Отвернув влево, катер лёг на курс отхода.

— Следить в оба! — приказывает старшина.

— Есть, следить в оба! — отвечает Саша.

Он хорошо знает, что при выходе из атаки скорость корабля имеет решающее значение. Сейчас всё зависит от мотористов, от его, Саши Ковалёва, мастерства.

Корабли вражеского конвоя, обозлённые неудачей, весь свой огонь направили на торпедный катер.

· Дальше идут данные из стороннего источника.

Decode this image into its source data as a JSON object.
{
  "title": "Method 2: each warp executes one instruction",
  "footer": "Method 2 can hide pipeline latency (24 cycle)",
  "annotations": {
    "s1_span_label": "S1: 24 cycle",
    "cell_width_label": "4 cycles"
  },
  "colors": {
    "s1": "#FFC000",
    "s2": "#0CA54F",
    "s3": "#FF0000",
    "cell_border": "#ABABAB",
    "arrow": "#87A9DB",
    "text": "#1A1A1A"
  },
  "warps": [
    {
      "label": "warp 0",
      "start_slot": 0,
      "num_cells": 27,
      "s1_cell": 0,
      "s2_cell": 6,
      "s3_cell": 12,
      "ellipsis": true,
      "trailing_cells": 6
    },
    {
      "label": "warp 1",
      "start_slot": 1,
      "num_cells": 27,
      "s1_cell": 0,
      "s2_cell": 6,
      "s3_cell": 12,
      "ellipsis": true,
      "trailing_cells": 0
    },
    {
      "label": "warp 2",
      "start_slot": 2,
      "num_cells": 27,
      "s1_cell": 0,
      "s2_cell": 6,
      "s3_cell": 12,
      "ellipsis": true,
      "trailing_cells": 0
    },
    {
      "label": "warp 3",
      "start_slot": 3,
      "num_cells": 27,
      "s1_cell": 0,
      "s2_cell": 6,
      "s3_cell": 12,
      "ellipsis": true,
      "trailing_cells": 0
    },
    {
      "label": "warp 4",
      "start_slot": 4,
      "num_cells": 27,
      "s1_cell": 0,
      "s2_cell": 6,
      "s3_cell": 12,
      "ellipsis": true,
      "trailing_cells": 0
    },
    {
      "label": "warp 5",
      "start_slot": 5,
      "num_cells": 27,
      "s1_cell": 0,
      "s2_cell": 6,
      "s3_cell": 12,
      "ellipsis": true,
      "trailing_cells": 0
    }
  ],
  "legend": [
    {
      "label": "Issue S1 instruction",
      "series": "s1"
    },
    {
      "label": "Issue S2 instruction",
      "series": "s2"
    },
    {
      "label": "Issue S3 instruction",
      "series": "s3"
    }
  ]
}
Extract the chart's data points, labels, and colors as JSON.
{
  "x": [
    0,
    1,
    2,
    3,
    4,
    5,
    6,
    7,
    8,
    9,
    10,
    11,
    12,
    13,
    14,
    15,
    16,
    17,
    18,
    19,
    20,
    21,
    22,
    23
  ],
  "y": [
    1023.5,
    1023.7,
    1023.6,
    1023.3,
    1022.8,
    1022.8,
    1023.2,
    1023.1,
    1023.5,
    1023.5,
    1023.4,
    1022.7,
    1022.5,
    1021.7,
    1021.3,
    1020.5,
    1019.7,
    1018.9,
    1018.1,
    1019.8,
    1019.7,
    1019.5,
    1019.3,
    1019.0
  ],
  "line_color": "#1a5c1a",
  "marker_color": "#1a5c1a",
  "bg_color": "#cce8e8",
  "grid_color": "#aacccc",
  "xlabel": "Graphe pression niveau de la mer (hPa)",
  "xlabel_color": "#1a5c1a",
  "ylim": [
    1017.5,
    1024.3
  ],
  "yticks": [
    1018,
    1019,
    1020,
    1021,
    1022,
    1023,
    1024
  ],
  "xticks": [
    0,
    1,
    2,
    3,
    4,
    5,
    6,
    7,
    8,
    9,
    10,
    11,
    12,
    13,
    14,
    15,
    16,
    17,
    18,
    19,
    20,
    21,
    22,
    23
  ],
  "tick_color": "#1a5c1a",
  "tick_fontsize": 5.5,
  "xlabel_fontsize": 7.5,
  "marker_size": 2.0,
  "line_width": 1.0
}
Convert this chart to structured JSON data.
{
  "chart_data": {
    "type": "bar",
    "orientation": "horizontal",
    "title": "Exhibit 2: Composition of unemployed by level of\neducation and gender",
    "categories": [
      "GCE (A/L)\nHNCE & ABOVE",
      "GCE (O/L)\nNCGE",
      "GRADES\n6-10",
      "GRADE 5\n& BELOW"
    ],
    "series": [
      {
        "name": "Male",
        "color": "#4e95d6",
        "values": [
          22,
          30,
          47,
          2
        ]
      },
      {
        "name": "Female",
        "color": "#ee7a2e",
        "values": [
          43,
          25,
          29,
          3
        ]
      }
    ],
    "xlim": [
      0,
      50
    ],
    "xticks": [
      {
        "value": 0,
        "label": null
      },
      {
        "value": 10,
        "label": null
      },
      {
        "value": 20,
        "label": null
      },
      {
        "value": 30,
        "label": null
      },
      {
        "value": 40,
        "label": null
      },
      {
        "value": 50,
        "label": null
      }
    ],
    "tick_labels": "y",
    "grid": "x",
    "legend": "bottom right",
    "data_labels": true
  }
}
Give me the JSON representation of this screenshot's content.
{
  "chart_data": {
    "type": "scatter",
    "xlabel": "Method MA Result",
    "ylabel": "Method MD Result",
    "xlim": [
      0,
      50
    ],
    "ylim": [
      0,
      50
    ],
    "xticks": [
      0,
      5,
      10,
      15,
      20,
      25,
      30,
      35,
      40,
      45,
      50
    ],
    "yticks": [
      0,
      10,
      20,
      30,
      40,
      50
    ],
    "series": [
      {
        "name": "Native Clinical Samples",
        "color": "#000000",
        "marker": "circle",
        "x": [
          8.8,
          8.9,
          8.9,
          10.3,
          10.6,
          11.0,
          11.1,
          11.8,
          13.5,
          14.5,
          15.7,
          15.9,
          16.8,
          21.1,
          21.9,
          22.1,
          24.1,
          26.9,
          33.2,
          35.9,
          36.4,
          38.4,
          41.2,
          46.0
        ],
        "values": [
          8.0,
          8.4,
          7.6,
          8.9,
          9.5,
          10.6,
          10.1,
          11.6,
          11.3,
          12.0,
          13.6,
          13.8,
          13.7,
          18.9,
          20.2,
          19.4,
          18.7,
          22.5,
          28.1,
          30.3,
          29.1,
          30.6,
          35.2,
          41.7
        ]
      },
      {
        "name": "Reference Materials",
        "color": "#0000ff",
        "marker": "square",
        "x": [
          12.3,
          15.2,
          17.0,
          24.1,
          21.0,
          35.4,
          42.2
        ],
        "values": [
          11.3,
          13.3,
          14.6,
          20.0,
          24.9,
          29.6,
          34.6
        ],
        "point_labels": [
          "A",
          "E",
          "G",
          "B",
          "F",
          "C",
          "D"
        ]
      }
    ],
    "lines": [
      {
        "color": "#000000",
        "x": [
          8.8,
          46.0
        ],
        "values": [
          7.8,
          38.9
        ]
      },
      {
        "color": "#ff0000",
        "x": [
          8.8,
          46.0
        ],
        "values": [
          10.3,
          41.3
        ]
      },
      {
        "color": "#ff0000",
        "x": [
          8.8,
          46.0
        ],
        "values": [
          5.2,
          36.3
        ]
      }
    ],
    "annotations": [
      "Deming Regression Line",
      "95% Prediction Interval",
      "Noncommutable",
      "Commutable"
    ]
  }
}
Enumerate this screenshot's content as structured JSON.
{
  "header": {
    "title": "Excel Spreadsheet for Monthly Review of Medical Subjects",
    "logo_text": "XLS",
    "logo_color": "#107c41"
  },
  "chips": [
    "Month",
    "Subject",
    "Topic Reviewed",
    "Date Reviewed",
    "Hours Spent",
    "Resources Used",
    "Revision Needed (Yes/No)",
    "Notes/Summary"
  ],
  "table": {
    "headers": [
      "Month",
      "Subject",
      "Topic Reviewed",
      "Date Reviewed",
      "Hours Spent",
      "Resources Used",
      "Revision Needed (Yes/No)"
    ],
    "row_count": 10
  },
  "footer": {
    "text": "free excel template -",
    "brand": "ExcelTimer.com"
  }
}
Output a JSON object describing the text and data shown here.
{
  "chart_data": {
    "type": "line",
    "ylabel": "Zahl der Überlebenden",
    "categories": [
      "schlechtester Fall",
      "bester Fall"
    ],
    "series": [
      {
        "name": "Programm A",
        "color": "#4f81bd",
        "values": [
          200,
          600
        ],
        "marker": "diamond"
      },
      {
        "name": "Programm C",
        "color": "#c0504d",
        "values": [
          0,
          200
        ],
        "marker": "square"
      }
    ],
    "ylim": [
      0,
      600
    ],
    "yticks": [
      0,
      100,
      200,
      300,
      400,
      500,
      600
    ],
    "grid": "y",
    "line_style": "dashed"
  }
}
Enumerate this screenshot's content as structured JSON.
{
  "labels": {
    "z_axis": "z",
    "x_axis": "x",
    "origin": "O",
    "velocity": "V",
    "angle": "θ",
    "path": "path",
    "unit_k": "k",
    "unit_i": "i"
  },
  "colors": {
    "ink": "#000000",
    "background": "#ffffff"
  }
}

Одновременно начали обстрел из пулемётов и пушек самолёты, вызванные с береговых аэродромов.

Всё, что происходило на верхней палубе, Саша видеть не мог.

Но он чувствовал, что бой идёт тяжёлый. С оглушительным грохотом рвались где-то рядом снаряды, дробно стучали по бортам пули. Катер то и дело подбрасывало.

Когда старшина сообщил Саше о потоплении вражеского корабля, юнга не вытерпел:

— Это им за мой Ленинград!

И в тот же момент катер содрогнулся от страшного взрыва. На какое-то мгновение Саша потерял сознание. Но длилось это недолго.

Он быстро вскочил на ноги и огляделся вокруг, всё ещё не понимая, что же произошло. Неожиданная боль обожгла руку. Из пробоины выхлопного коллектора били две сильные струи горячего пара. Моторный отсек наполнялся удушливой смесью.

Подбежав к раскалённому коллектору, Саша тут же отскочил.

«Что делать? Где старшина?» И в ту же секунду Саша увидел его.

Сбитый взрывной волной, он лежал на палубе.

Саша бросился к нему.

— Мотор! Мотор! — закричал старшина.

Саша повернулся к мотору. Горячие струи хлестали безостановочно.

С минуты на минуту мотор мог взорваться. Тогда кораблю смерть.

«Что делать? Остановить мотор — значит, лишить катер хода.

В бою это равносильно гибели. Нет, этого допустить нельзя».

Бросившись вперёд, Саша грудью навалился на коллектор, зажав своим телом пробоину.

Горячая вода и горячее масло быстро растекались по всему телу.

Нестерпимая боль жгла, казалось, самое сердце. А Саша всё крепче прижимался к коллектору…

Его вынесли на верхнюю палубу. На свежем воздухе Саша пришёл в себя. Первым, что он увидел, было склонённое над ним забинтованное лицо старшины!

— Жив наш корабль? — еле выговаривая слова, тихо спросил Саша.

— Жив! Жив! Ты посмотри!.. Мы подходим к родным берегам…

* * *
Есть в посёлке Гранитном школа имени Саши Ковалёва. Она рядом с памятником. В школе есть Сашина парта. За ней сидят самые лучшие ученики.

Первый урок для первоклассников здесь начинается рассказом о подвиге юного моряка.

Дорога к школе проходит возле памятника. Малыши спешат на уроки, возвращаются домой…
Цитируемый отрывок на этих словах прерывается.